NannyJan53 Sat 28-Mar-20 17:44:39

Saw this today which made me smile

sodapop Sat 28-Mar-20 17:52:56

Love it kittylester ?not sure Grandad will though

fevertree Sat 28-Mar-20 19:53:21

I liked this one smile

fatgran57 Sun 29-Mar-20 02:10:48

On a grimmer note

May7 Sun 29-Mar-20 15:05:41

Oh good grief you scared the b'jesus out of me then fatgran57

Hated that film gave me nightmares.
I Remember when A Hopkins was being interviewed about the film. He said he liked to watch his films in small cinemas and observeshock the audience. On this occasion after the film had finished he tapped on the shoulder of the lady in the row in front of him to ask her opinion and she screamed . shock

GeminiJen Mon 30-Mar-20 11:41:18

“Mobberly WI have issued the following guidance for isolation.

Right ladies, Judith Bickerstaffe has kindly emailed the crochet patterns for the face masks and matching underwear sets. Anyone who runs out of wool should message Delia who will leave fresh supplies in a vacuum sealed sandwich bag on your doorstep. She will knock the theme tune to Miami Vice on your door so you know it's her, you'll have to take pot luck on colours, but I do know there is a particularly lovely shade of burnt copper.

Mavis has drawn up a rota for the Haz Mat suit and WW2 Gas Mask, it is one size fits all so please don't specify size requirements.

If any of our less able members need provisions such as bread, milk, wine, Gin or pickled walnuts please contact Cynthia, who will pop to the shops for you providing her moped isn't being used by her grandson for pizza deliveries.

Laura will go ahead with her useful and inspirational talk on Christmas and other gifts made from j-cloths via Skype.

Connie is finishing off the template for making an emergency face mask and draft excluder from a spare bra.

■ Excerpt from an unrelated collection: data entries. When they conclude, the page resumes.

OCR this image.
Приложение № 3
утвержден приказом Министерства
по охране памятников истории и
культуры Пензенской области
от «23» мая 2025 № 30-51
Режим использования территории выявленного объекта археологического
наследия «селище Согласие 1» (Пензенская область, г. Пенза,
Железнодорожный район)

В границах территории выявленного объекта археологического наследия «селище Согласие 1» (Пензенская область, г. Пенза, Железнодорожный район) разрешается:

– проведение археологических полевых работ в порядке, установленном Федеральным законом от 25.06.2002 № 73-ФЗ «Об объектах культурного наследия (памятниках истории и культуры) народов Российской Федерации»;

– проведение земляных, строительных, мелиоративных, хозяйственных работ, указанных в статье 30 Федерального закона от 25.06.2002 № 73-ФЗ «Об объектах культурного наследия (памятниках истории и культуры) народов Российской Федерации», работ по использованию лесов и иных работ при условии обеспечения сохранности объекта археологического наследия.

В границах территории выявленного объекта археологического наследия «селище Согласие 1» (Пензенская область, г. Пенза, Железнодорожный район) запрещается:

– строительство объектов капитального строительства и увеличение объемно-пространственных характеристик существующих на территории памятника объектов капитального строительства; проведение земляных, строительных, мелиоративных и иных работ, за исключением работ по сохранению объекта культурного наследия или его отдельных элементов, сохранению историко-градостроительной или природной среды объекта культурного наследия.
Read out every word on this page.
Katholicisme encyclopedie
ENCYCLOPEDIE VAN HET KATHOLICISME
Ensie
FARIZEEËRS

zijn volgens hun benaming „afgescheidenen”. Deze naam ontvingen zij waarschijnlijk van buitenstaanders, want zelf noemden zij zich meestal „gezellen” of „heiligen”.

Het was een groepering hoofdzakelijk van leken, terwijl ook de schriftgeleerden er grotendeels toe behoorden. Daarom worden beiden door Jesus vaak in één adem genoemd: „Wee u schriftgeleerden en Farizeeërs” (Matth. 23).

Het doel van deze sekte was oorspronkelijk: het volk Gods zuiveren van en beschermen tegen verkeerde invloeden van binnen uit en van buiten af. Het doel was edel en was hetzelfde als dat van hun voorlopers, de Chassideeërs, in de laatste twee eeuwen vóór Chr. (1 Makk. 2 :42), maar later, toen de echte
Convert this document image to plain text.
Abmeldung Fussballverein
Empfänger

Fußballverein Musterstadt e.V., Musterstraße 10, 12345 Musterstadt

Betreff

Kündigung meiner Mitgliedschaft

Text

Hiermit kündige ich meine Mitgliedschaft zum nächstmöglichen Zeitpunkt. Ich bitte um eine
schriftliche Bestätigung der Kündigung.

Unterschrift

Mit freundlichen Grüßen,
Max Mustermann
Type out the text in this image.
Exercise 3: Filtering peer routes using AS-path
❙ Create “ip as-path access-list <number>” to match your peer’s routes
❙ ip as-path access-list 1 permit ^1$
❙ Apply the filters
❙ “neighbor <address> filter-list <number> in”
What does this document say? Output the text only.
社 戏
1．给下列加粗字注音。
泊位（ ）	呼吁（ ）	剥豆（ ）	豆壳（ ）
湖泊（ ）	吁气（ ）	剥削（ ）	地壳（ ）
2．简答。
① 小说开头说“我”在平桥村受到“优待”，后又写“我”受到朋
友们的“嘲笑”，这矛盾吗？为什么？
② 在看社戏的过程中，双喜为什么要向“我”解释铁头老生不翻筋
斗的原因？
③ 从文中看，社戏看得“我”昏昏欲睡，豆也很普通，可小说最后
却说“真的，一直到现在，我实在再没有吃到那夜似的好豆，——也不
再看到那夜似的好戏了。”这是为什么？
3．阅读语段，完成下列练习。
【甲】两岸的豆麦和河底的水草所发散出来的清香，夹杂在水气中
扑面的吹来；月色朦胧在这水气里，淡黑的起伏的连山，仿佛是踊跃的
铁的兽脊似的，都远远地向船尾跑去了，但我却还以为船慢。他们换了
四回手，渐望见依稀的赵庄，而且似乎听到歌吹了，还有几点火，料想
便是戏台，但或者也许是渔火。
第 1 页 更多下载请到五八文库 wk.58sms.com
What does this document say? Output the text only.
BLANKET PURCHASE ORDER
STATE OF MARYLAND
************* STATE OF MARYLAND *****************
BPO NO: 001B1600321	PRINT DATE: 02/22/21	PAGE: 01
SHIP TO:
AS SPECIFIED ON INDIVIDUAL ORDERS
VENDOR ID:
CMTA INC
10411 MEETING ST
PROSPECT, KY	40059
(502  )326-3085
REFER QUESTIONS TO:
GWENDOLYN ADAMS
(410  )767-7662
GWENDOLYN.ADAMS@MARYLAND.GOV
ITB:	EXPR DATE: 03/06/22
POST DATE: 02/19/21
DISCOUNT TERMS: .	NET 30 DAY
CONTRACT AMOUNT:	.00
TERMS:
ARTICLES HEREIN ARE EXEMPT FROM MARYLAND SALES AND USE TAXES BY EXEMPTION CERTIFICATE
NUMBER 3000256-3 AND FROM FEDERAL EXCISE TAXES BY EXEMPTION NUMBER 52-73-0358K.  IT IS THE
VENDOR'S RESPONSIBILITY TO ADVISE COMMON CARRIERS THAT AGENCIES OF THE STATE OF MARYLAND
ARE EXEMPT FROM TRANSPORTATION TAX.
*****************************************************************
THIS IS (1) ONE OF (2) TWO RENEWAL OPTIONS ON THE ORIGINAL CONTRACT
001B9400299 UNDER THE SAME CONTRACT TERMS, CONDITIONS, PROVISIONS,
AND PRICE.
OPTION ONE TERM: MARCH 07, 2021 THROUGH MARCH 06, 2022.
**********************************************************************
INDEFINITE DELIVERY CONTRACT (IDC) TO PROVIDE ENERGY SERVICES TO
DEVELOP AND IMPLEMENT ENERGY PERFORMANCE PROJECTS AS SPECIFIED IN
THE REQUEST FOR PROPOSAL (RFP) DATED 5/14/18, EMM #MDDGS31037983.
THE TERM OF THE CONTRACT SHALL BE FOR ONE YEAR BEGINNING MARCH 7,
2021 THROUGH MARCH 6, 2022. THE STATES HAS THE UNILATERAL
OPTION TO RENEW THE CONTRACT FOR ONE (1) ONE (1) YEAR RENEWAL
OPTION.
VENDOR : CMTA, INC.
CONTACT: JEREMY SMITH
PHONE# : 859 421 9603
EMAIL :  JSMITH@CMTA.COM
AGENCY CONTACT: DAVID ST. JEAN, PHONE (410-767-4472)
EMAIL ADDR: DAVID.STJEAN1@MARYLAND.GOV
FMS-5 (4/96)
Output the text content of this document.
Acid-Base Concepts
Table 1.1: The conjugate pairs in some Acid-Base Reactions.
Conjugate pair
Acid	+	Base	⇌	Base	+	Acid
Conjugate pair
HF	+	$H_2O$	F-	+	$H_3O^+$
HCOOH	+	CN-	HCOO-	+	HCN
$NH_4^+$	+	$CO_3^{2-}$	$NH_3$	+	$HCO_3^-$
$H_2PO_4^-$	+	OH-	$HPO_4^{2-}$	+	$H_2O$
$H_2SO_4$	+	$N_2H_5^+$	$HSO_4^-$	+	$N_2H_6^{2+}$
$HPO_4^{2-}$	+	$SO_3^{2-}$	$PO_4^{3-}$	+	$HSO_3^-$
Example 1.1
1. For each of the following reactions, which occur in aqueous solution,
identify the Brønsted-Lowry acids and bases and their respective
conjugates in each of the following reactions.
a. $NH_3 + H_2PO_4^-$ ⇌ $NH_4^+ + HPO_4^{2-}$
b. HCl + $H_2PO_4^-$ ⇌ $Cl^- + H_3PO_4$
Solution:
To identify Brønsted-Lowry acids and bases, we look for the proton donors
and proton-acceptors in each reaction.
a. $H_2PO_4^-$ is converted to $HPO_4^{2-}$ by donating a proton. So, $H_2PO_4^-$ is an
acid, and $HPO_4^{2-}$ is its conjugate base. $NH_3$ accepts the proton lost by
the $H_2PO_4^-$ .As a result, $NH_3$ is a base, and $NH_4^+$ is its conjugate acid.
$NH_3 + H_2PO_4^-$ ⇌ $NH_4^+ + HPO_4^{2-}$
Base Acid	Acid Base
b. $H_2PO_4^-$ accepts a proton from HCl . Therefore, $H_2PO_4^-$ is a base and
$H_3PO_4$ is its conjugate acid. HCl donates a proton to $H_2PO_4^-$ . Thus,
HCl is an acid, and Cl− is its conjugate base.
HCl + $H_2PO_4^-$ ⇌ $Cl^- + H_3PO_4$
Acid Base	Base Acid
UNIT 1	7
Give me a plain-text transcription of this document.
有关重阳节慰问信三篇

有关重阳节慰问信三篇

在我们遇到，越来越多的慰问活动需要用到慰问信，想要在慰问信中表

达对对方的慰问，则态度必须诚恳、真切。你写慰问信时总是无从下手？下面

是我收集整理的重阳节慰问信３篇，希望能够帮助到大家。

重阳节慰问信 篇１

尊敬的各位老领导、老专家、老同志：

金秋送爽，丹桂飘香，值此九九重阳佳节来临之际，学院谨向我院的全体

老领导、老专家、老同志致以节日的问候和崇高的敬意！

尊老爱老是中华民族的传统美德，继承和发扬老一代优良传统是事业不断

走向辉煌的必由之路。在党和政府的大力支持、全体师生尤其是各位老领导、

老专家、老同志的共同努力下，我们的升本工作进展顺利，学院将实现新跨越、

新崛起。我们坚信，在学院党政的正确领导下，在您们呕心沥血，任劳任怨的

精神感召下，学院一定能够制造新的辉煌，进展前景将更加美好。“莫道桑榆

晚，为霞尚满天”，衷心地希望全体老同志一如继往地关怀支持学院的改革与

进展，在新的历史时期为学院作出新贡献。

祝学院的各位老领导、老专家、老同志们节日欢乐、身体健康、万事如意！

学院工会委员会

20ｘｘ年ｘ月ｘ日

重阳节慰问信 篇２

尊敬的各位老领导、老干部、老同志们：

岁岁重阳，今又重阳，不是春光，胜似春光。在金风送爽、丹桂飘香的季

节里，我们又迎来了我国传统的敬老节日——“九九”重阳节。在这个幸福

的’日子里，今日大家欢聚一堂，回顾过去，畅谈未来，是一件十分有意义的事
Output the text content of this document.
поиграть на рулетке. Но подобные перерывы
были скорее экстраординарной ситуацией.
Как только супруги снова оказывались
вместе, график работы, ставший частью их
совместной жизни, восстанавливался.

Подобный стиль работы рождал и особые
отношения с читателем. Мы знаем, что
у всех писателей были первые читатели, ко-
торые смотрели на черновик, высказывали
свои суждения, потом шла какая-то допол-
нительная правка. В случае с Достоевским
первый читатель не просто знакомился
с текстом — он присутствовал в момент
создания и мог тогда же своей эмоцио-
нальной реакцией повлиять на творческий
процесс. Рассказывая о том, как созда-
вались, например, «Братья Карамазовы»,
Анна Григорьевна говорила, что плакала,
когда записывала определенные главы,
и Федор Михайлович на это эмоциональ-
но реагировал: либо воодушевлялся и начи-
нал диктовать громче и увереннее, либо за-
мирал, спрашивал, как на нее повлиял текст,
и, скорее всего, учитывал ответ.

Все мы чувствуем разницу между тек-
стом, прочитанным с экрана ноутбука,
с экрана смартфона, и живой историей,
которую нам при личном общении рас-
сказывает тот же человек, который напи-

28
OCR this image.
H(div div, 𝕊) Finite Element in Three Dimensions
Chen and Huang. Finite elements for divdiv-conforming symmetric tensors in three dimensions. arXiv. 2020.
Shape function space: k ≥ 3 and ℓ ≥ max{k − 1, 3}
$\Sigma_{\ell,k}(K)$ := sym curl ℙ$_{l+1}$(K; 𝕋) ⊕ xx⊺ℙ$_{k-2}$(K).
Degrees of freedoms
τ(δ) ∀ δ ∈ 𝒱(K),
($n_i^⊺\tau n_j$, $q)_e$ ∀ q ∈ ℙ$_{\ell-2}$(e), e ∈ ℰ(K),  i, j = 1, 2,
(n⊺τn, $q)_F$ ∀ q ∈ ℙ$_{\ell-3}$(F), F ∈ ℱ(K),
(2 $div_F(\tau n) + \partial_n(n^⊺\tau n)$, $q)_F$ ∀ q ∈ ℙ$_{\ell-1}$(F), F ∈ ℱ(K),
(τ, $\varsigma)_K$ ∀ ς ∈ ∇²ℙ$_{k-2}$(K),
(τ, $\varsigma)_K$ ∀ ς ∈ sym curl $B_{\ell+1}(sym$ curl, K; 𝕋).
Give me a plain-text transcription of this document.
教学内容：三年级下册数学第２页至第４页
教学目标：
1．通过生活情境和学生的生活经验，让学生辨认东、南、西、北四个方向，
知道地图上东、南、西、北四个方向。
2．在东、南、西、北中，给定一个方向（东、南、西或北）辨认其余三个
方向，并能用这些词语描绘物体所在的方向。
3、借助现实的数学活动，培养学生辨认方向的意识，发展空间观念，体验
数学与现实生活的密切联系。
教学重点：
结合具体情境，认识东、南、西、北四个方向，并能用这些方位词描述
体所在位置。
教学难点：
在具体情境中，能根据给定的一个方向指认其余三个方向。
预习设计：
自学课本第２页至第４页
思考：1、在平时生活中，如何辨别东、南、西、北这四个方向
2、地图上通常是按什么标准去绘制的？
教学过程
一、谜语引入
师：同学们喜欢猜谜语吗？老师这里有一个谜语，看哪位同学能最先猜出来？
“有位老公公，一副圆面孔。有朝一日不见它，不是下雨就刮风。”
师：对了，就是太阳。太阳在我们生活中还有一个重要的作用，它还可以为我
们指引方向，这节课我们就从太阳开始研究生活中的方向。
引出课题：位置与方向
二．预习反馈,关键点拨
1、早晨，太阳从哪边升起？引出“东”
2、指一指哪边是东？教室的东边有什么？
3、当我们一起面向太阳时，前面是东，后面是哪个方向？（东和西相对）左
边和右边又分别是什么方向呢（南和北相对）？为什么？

I know some members have raised concern that as Connie is a 46GG she has more material to work with than most, but she assures me her template will be scalable from 32 A upwards.

Audrey wants to apologize for the mix-up with the medication run, but please be rest assured Joan suffered no side effects from taking Marjorie Butterworth's husband Viagra and haliborange. And likewise Marjorie's husband seems to have responded really well to the HRT. Marjorie says they even agreed on the pattern for their new curtains.

Sad news because of the Government announcement, the trip to Leeds and 'Miss Fifi's Private Dungeon and Macrame club' has been postponed and at this moment we don't have a rescheduled date.

Great news: we have already started collecting prizes for the summer fayre raffle. It looks like the star prize this year may well be a pack of 9 Andrex Quilted Aloe Vera toilet rolls. Shortly followed by a complete set of knitted Nolan Sisters toilet roll covers. Mavis says any resemblance between Colleen and Anne Widdecombe is purely coincidental.

Right Ladies I must dash, I hear Springitts has just had a fresh delivery of tinned prunes.“

Eloethan Mon 30-Mar-20 11:47:06

Very funny GeminiJen. I particularly liked the bra face mask bit and the toilet rolls prize.